A Few BBGF Confessions

As my bio implies, but in case you didn't know, I am not the girlfriend of a basketball. I'm Elle, a girl who's a friend to all Suns fans. I like to add colorful commentary to otherwise technical and tense subjects, if only to amuse myself/pass time. I've actually been a BSotS fan and reader for a long while, long before I "joined" the site.

But I do have some confessions to make.

·         My top 5 favorite basketball teams are, in order: Suns, Jazz, Thunder (formerly SuperSonics), Mavericks and – brace yourselves – Knicks!

·         My real-life boyfriend (and yes, I really have one… I’m not totally obsessed with Scott Howard after all) doesn’t care for basketball whatsoever. Last year during the Western Conference Finals, James* rooted for the Lakers (despite my constant Suns bolstering) because – get this – Phil Jackson used to coach the Bulls. If it’s Chicago, my boyfriend loves it. We even made bets to include dinners, massages, etc. regarding the games.  I lost all but one (thank you game three).

·         I just barely learned the actual definition of “pick and roll”. I think I was confused with the screen (“pick”) part, dissecting the actual words and trying to match the players’ actions (kind of like saying “okay” over and over and over ‘til it makes absolutely no sense anymore and it’s not okay). Then comes the trapping, the double-switch…so on and so forth. Slowly I learneth. Nash and Stoudemire were masters of the pick and roll. An eleven year old explained it to me, by the way.

·         In high school (8 years ago), I was a giggling, bouncy cheerleader and captain of the Academic Decathlon team (sophomore through senior year). Talk about a dichotomy. On one hand I was optimistic, sunny and irritating and on the other I was sarcastic, ostentatious and…irritating. This has always been my way, and so it is the way I take basketball as well. I love the Suns but I question their make-up and mock their backbone.
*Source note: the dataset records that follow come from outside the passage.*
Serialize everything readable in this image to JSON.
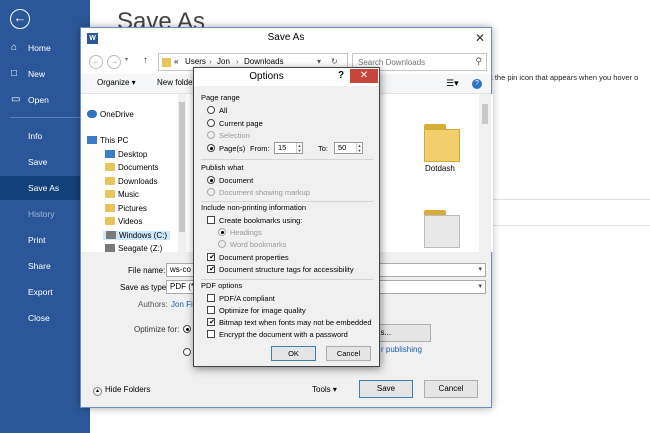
{
  "backstage": {
    "title": "Save As",
    "hint": "k the pin icon that appears when you hover o",
    "nav": [
      {
        "label": "Home",
        "icon": "home-icon"
      },
      {
        "label": "New",
        "icon": "new-document-icon"
      },
      {
        "label": "Open",
        "icon": "open-folder-icon"
      },
      {
        "label": "Info"
      },
      {
        "label": "Save"
      },
      {
        "label": "Save As"
      },
      {
        "label": "History"
      },
      {
        "label": "Print"
      },
      {
        "label": "Share"
      },
      {
        "label": "Export"
      },
      {
        "label": "Close"
      }
    ]
  },
  "save_dialog": {
    "title": "Save As",
    "path": {
      "prefix": "«",
      "parts": [
        "Users",
        "Jon",
        "Downloads"
      ]
    },
    "search_placeholder": "Search Downloads",
    "toolbar": {
      "organize": "Organize ▾",
      "new_folder": "New folder"
    },
    "tree": [
      "OneDrive",
      "This PC",
      "Desktop",
      "Documents",
      "Downloads",
      "Music",
      "Pictures",
      "Videos",
      "Windows (C:)",
      "Seagate (Z:)"
    ],
    "files": [
      {
        "name": "Dotdash"
      }
    ],
    "file_name_label": "File name:",
    "file_name_value": "ws-co",
    "save_type_label": "Save as type:",
    "save_type_value": "PDF (*.",
    "authors_label": "Authors:",
    "authors_value": "Jon Fi",
    "optimize_label": "Optimize for:",
    "options_button_partial": "ns...",
    "publishing_link_partial": "r publishing",
    "hide_folders": "Hide Folders",
    "tools": "Tools",
    "save": "Save",
    "cancel": "Cancel"
  },
  "options_dialog": {
    "title": "Options",
    "help": "?",
    "page_range": {
      "heading": "Page range",
      "all": "All",
      "current": "Current page",
      "selection": "Selection",
      "pages": "Page(s)",
      "from_label": "From:",
      "from": "15",
      "to_label": "To:",
      "to": "50"
    },
    "publish": {
      "heading": "Publish what",
      "document": "Document",
      "markup": "Document showing markup"
    },
    "nonprint": {
      "heading": "Include non-printing information",
      "bookmarks": "Create bookmarks using:",
      "headings": "Headings",
      "word_bookmarks": "Word bookmarks",
      "properties": "Document properties",
      "tags": "Document structure tags for accessibility"
    },
    "pdf": {
      "heading": "PDF options",
      "pdfa": "PDF/A compliant",
      "optimize": "Optimize for image quality",
      "bitmap": "Bitmap text when fonts may not be embedded",
      "encrypt": "Encrypt the document with a password"
    },
    "ok": "OK",
    "cancel": "Cancel"
  }
}
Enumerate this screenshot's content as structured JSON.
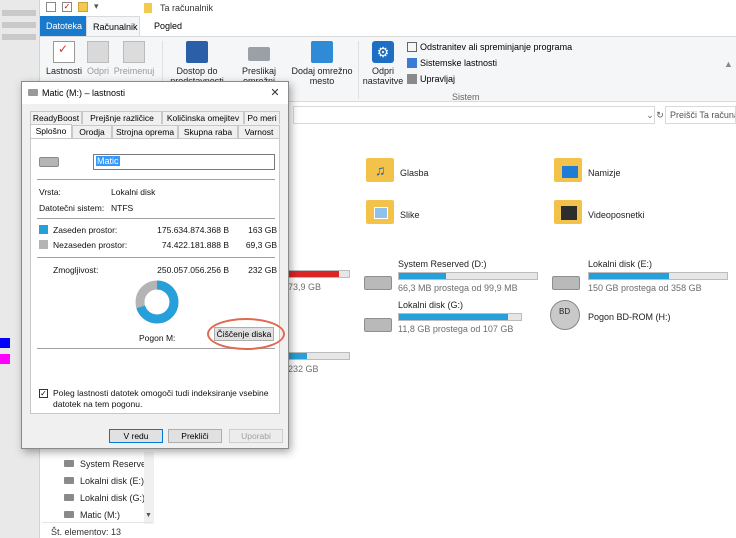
{
  "explorer": {
    "title": "Ta računalnik",
    "tabs": {
      "file": "Datoteka",
      "computer": "Računalnik",
      "view": "Pogled"
    },
    "ribbon": {
      "properties": "Lastnosti",
      "open": "Odpri",
      "rename": "Preimenuj",
      "access_media": [
        "Dostop do",
        "predstavnosti"
      ],
      "map_drive": [
        "Preslikaj omrežni",
        "pogon"
      ],
      "add_location": [
        "Dodaj omrežno",
        "mesto"
      ],
      "open_settings": [
        "Odpri",
        "nastavitve"
      ],
      "uninstall": "Odstranitev ali spreminjanje programa",
      "system_properties": "Sistemske lastnosti",
      "manage": "Upravljaj",
      "system_group": "Sistem"
    },
    "search_placeholder": "Preišči Ta računalnik",
    "folders": [
      {
        "name": "Glasba"
      },
      {
        "name": "Namizje"
      },
      {
        "name": "Slike"
      },
      {
        "name": "Videoposnetki"
      }
    ],
    "drives": [
      {
        "name": "",
        "free": "73,9 GB",
        "fill": 0.84,
        "color": "#da2626"
      },
      {
        "name": "System Reserved (D:)",
        "free": "66,3 MB prostega od 99,9 MB",
        "fill": 0.34,
        "color": "#26a0da"
      },
      {
        "name": "Lokalni disk (E:)",
        "free": "150 GB prostega od 358 GB",
        "fill": 0.58,
        "color": "#26a0da"
      },
      {
        "name": "Lokalni disk (G:)",
        "free": "11,8 GB prostega od 107 GB",
        "fill": 0.89,
        "color": "#26a0da"
      },
      {
        "name": "Pogon BD-ROM (H:)"
      },
      {
        "name": "",
        "free": "232 GB",
        "fill": 0.3,
        "color": "#26a0da"
      }
    ],
    "nav_items": [
      "System Reserved",
      "Lokalni disk (E:)",
      "Lokalni disk (G:)",
      "Matic (M:)"
    ],
    "status": "Št. elementov: 13",
    "colors": {
      "accent": "#1979ca",
      "used": "#26a0da",
      "free": "#bcbcbc"
    }
  },
  "dialog": {
    "title": "Matic (M:) – lastnosti",
    "tabs_row1": [
      "ReadyBoost",
      "Prejšnje različice",
      "Količinska omejitev",
      "Po meri"
    ],
    "tabs_row2": [
      "Splošno",
      "Orodja",
      "Strojna oprema",
      "Skupna raba",
      "Varnost"
    ],
    "name_value": "Matic",
    "type_label": "Vrsta:",
    "type_value": "Lokalni disk",
    "fs_label": "Datotečni sistem:",
    "fs_value": "NTFS",
    "used_label": "Zaseden prostor:",
    "used_bytes": "175.634.874.368 B",
    "used_gb": "163 GB",
    "free_label": "Nezaseden prostor:",
    "free_bytes": "74.422.181.888 B",
    "free_gb": "69,3 GB",
    "cap_label": "Zmogljivost:",
    "cap_bytes": "250.057.056.256 B",
    "cap_gb": "232 GB",
    "drive_label": "Pogon M:",
    "cleanup": "Čiščenje diska",
    "used_fraction": 0.702,
    "index_text": [
      "Poleg lastnosti datotek omogoči tudi indeksiranje vsebine",
      "datotek na tem pogonu."
    ],
    "ok": "V redu",
    "cancel": "Prekliči",
    "apply": "Uporabi"
  }
}
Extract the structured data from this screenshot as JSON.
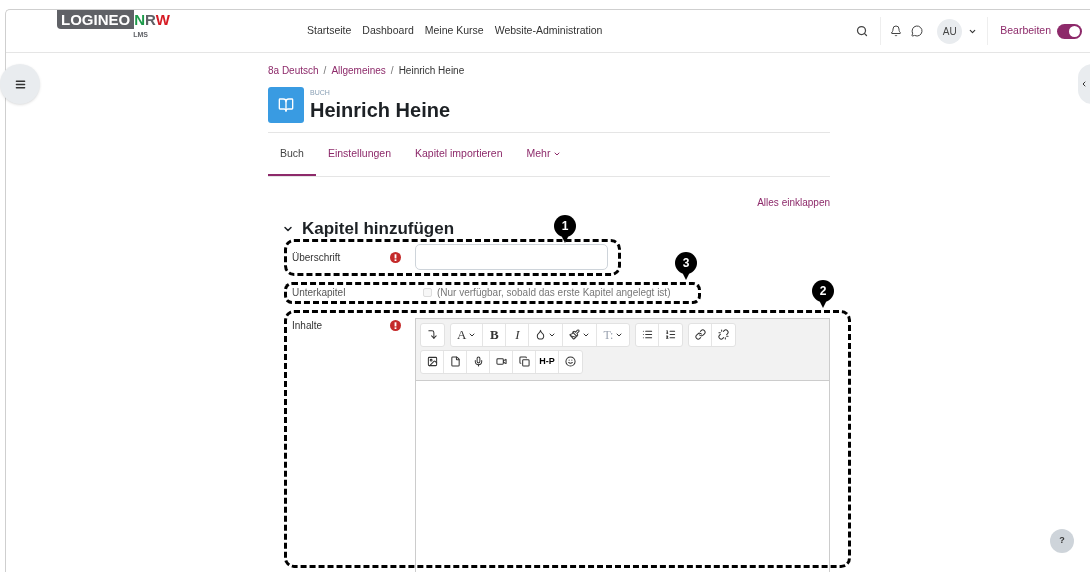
{
  "logo": {
    "word": "LOGINEO",
    "n": "N",
    "r": "R",
    "w": "W",
    "sub": "LMS"
  },
  "nav": [
    "Startseite",
    "Dashboard",
    "Meine Kurse",
    "Website-Administration"
  ],
  "user": {
    "initials": "AU"
  },
  "edit_mode": {
    "label": "Bearbeiten",
    "on": true
  },
  "breadcrumb": [
    {
      "label": "8a Deutsch",
      "current": false
    },
    {
      "separator": "/",
      "label": "Allgemeines",
      "current": false
    },
    {
      "separator": "/",
      "label": "Heinrich Heine",
      "current": true
    }
  ],
  "activity": {
    "type": "BUCH",
    "title": "Heinrich Heine"
  },
  "tabs": [
    {
      "label": "Buch",
      "selected": true,
      "menu": false
    },
    {
      "label": "Einstellungen",
      "selected": false,
      "menu": false
    },
    {
      "label": "Kapitel importieren",
      "selected": false,
      "menu": false
    },
    {
      "label": "Mehr",
      "selected": false,
      "menu": true
    }
  ],
  "collapse_all": "Alles einklappen",
  "section": {
    "title": "Kapitel hinzufügen",
    "expanded": true
  },
  "fields": [
    {
      "kind": "text",
      "label": "Überschrift",
      "required": true,
      "marker": "1"
    },
    {
      "kind": "checkbox",
      "label": "Unterkapitel",
      "checked": false,
      "disabled": true,
      "note": "(Nur verfügbar, sobald das erste Kapitel angelegt ist)",
      "marker": "3"
    },
    {
      "kind": "editor",
      "label": "Inhalte",
      "required": true,
      "marker": "2"
    }
  ],
  "toolbar": [
    [
      [
        {
          "kind": "undo"
        }
      ],
      [
        {
          "kind": "font",
          "label": "A"
        },
        {
          "kind": "bold",
          "label": "B"
        },
        {
          "kind": "italic",
          "label": "I"
        },
        {
          "kind": "color"
        },
        {
          "kind": "brush"
        },
        {
          "kind": "style",
          "label": "T:"
        }
      ],
      [
        {
          "kind": "bullets"
        },
        {
          "kind": "numbers"
        }
      ],
      [
        {
          "kind": "link"
        },
        {
          "kind": "unlink"
        }
      ]
    ],
    [
      [
        {
          "kind": "image"
        },
        {
          "kind": "media"
        },
        {
          "kind": "audio"
        },
        {
          "kind": "video"
        },
        {
          "kind": "copy"
        },
        {
          "kind": "h5p",
          "label": "H-P"
        },
        {
          "kind": "emoji"
        }
      ]
    ]
  ],
  "help": "?"
}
I have faith, show pride in the team and players and celebrate the hell out of wins, but I take everything in stride, ever-prepared for the next letdown.  The irritating part about that attitude? I can’t be taken seriously in an official Suns argument/discussion because I’m (almost) always playing the devil’s advocate. Either that or I don’t know half as much as I wish I did! The latter is more often the case. I guess that means I’m usually the cheerleader. Other girls/chicks/women don’t particularly like that about me. Yay!

·         I have a very strong abhorrence of Kobe Bryant and other professional athletes who get away with breaking the law, breaking vows, violating a code (written or otherwise implied) of ethics, showboating, grandstanding, backstabbing or mocking other teammates, being media whores, and so on…all thanks to the almighty dollar that drives their “love of the game.” My ass. You love the game about as much as I love picking up dog poop. I do it because I love my dog. You play because you love the money. The money makes you untouchable. Being untouchable makes you an asset. I get it, it’s all relative and that’s the way the world works. I’m not much for sniveling, believe me. But in sports I believe you should be held accountable for your actions. Movie stars are a little different (I could go on and on about this subject, but I’ll spare you), but like movie stars there are many people looking up to you. Shame on you for showing sports fans what greed and a good lawyer can do for you and then having the nerve to stick your noses up at the good guys on the filed/court/ice/etc.

·         I’m skeptical about the Dragic/Brooks trade (I share the same view as many of you, including Seth, so this isn’t a confession as much as it is a general comment).

·         I have a Suns license plate but I didn’t pick the letters/numbers. It almost looks like it says “OOPS”.

·         I am really scared of Gorillas. Even though I know it’s just a guy wearing a suit, I will actively avoid the Suns Gorilla. Did you ever see Congo? Freaking terrifying. I also have a mild case of Equinophobia. Keep your horses away from me. I know, I’m pathetic. But you know what animal I absolutely love that could easily kill a gorilla or make a corpse of a horse? Elephants, baby.

·         I am not supposed to be writing this post at the moment. I’m supposed to be hard at work writing reports and protecting the public from rogue physicians. Onward!